The world has been taken over by devices designed to make our lives easier and communication faster. Look at any group of teenagers sitting together: odds are they have their heads bent over their smartphones. Adults aren’t much better. We keep our phones on the table at restaurants and in meetings and sleep with them beside our beds at night. Is this technology really helping us, or could it be doing harm?
Devices have their place and their usefulness, but overusing a phone or any device with a screen has real dangers, including:
Studies show that devices negatively impact sleep and prevent us from reaching the deep REM stage. Experts recommend not keeping phones by your bed and powering down ALL screens at least one hour before bedtime.

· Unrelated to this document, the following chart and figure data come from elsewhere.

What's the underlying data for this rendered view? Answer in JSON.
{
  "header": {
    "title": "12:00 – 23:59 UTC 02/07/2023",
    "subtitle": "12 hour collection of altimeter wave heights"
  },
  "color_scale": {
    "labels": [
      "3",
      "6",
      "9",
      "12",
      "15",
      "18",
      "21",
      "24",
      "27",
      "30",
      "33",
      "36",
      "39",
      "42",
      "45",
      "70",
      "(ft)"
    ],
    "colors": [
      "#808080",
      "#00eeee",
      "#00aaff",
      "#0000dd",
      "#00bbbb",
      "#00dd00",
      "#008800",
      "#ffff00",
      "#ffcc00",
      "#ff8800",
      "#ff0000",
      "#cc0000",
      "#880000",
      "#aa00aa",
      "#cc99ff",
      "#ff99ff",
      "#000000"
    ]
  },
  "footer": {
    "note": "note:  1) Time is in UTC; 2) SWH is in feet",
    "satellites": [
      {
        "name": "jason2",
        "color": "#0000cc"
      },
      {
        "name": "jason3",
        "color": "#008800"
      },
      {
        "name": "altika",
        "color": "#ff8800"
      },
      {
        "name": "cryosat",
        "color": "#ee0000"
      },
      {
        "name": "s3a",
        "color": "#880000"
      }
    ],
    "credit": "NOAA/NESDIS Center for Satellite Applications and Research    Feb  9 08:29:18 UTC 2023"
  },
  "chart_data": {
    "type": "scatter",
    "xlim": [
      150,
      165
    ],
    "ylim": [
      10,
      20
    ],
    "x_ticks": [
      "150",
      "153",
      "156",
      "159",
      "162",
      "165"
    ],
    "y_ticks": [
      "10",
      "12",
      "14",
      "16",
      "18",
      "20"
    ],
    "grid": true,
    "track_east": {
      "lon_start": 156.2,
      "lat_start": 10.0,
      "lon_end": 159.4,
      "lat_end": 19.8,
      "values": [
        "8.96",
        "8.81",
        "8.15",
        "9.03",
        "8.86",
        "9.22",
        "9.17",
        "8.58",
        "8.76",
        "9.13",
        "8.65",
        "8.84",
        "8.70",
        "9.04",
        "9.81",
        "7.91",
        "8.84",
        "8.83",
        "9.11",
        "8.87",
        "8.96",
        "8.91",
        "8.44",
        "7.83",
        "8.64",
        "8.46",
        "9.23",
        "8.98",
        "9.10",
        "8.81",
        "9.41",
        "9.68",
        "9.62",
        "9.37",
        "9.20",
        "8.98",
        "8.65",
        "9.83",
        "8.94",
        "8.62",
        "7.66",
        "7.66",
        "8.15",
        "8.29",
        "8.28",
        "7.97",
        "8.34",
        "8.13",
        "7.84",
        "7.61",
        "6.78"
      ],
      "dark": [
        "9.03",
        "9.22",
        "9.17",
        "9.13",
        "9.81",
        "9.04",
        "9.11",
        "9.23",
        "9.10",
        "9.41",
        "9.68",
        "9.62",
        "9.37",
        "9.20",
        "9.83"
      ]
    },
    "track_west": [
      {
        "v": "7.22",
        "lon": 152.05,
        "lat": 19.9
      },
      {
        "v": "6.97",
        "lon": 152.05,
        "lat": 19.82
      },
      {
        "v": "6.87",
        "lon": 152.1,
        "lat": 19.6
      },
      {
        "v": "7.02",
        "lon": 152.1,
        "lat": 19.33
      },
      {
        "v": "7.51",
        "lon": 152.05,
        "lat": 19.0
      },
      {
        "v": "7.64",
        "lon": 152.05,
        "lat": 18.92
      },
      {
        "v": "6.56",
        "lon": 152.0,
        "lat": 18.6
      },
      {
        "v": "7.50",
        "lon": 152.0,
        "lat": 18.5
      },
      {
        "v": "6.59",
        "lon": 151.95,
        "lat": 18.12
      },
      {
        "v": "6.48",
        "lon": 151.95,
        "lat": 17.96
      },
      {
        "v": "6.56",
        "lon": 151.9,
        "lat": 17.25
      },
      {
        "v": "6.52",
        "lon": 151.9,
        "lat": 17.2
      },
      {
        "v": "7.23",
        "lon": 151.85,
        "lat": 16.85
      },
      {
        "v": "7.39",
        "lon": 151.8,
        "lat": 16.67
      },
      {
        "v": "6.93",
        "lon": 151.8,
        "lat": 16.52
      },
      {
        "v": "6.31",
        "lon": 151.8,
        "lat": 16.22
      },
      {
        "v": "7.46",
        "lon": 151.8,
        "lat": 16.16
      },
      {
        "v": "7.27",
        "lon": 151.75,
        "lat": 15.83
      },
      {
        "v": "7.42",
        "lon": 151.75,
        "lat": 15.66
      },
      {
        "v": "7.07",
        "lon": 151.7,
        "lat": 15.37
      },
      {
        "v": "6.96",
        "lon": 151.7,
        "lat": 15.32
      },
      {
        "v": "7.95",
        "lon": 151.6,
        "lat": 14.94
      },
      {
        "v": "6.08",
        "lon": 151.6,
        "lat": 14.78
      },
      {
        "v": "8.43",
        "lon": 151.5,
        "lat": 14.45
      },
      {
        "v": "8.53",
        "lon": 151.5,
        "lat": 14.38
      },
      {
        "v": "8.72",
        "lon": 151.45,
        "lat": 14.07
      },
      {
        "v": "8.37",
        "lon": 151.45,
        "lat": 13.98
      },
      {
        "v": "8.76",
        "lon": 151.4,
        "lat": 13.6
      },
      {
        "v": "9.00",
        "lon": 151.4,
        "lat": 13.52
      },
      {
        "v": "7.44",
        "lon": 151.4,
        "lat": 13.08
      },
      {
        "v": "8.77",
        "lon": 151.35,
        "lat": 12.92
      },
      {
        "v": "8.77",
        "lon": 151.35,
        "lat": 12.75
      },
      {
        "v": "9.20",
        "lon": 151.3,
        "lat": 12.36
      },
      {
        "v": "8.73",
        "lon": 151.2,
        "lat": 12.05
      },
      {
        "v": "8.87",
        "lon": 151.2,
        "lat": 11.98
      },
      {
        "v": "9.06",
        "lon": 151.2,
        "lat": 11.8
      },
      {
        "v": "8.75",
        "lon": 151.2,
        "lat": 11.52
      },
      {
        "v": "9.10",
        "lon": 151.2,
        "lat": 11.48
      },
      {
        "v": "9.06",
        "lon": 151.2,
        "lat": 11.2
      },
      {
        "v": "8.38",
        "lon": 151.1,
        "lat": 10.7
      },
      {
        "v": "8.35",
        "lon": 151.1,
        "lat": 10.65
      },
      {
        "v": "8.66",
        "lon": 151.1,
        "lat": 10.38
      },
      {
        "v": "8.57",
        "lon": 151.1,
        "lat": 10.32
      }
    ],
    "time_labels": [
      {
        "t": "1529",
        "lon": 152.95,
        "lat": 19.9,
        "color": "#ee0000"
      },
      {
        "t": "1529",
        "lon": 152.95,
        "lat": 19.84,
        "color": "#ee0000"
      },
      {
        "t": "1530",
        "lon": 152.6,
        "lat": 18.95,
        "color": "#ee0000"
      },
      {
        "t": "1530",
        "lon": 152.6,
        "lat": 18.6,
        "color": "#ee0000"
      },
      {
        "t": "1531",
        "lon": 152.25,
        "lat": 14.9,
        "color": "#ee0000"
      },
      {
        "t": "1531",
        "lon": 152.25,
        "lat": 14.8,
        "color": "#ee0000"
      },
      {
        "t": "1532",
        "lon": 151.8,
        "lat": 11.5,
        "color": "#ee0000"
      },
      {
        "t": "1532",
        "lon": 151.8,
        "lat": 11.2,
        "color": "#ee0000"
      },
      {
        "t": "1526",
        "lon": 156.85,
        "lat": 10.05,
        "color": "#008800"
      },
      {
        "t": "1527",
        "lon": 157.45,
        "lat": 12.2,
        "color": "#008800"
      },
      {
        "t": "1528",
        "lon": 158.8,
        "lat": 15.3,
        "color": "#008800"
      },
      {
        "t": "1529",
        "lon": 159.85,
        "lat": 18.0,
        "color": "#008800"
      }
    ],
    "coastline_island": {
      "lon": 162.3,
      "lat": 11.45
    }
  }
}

When you use a device, FCDS Upper School guidance counselor Martha Metzler says, it releases dopamine just like any other addictive activity. Kids are especially vulnerable, because they feel this stimulation of the brain’s pleasure center more than adults do.
Poor self image
Using devices – especially to look at social media sites – actually makes us feel bad about ourselves. “Whether it’s Pinterest mom-guilt or a teenage girl who sees pictures of a swimsuit model who knows how to pose and use filters, it affects self image and body image,” Martha says. “It makes us compare our lives to someone else’s highlight reel.”
Messy social interactions
“Devices are cheating kids out of awkward conversations, like asking a girl out or having to apologize to someone face to face,” Martha says. “They need these messy social interactions to learn to resolve conflict in a healthy way.”
Here are some easy tips for all families to reduce screen time:
- Create a charging station in your house that is not in anyone’s bedroom. Studies show that keeping your phone charging next to your bed at night leads to sleep deprivation and even prevents you from falling into restorative REM sleep. Establish a docking station in the kitchen or home office where family members dock their phones at night and don’t check them until morning. If you use your phone as an alarm clock, buy a real one instead.
- No phones or devices during meal times. Having real conversation with your family, friends, and colleagues is invaluable.
- Keep your phone out of sight while driving. Place your phone it in a bag if having it on the passenger seat is tempting. Somewhat counterintuitively, there are even apps for this that will send automatic responses to anyone who texts you while you’re driving to let them know that you can’t respond at the moment. Two to try: Cell Control and Drive Safe Mode.
- Establish a household phone/device curfew. Have each member of the family dock their phones on the family docking station by a reasonable time (such as 10:00 p.m. or earlier if you have younger family members). You can even establish “tech-free” family time on a weeknight or weekend day when all family members dock their phones and you spend time together screen-free. Bring back family or friend game night!